Menikah dan pacaran, kenapa berbeda? Karena komitmen! Jika seseorang sudah memutuskan hendak menikahi wanita dengan berkata “Aku ingin menikah denganmu” atau “Aku ingin kau menjadi isteriku”, ini menunjukan kepada komitmen orang tersebut untuk sama-sama merajut kehidupan dalam mahligai rumah tangga. Lain dengan seorang pemuda yang memutuskan untuk berpacaran dengan berkata “Aku ingin kamu menjadi pacar aku”, atau “Aku ingin jadi pacarmu”, ini tidak menunjukan kepada komitmen sama sekali. Sebagian besar orang yang berkata “Aku ingin menikah denganmu”, tidak berlama-lama membiarkan hubungan mereka dengan pasangannya tanpa status, hitungannya hanya bulan, biasanya paling lama 3 bulan, kecuali mereka yang sudah ingin menikah namun terpisah benua karena alasan studi atau alasan penting lainnya yang memaksa mereka untuk menangguhkan pernikahan, mereka tidak bersentuhan, tidak apel, dan sangat menjaga agar jangan sampai ada kontak badan. Hal seperti ini jarang ditemui dan langka, karena jarang dan langka maka saya katakan bahwa kasus seperti ini berbeda dengan pacaran dengan makna yang beredar di masyarakat kita sekarang.

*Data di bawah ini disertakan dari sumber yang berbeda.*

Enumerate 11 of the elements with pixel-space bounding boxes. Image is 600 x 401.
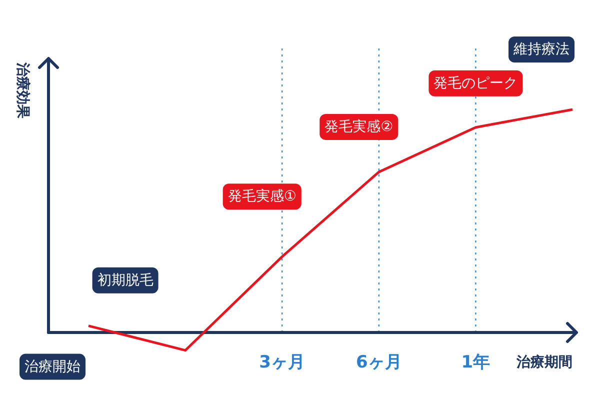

Dimanakah letak perbedaannya? Pertama, “kasus langka” tersebut memiliki tujuan, yaitu pernikahan itu sendiri, namun seperti yang telah disebutkan bahwa sesuatu telah membuat pelaku “kasus langka” terpaksa menangguhkan pernikahannya. Kedua, para pelaku “Kasus langka” sebagian besar sangat menjaga kontak yang terjadi dengan pasangannya, minimalisir kontak mata apalagi kontak badan, oleh karena itu, tidak akan didapati para pelaku kasus langka tersebut jalan berduaan dengan mesra, hal minimal yang mungkin dilakukan adalah jalan berjauhan tanpa banyak kata.[4]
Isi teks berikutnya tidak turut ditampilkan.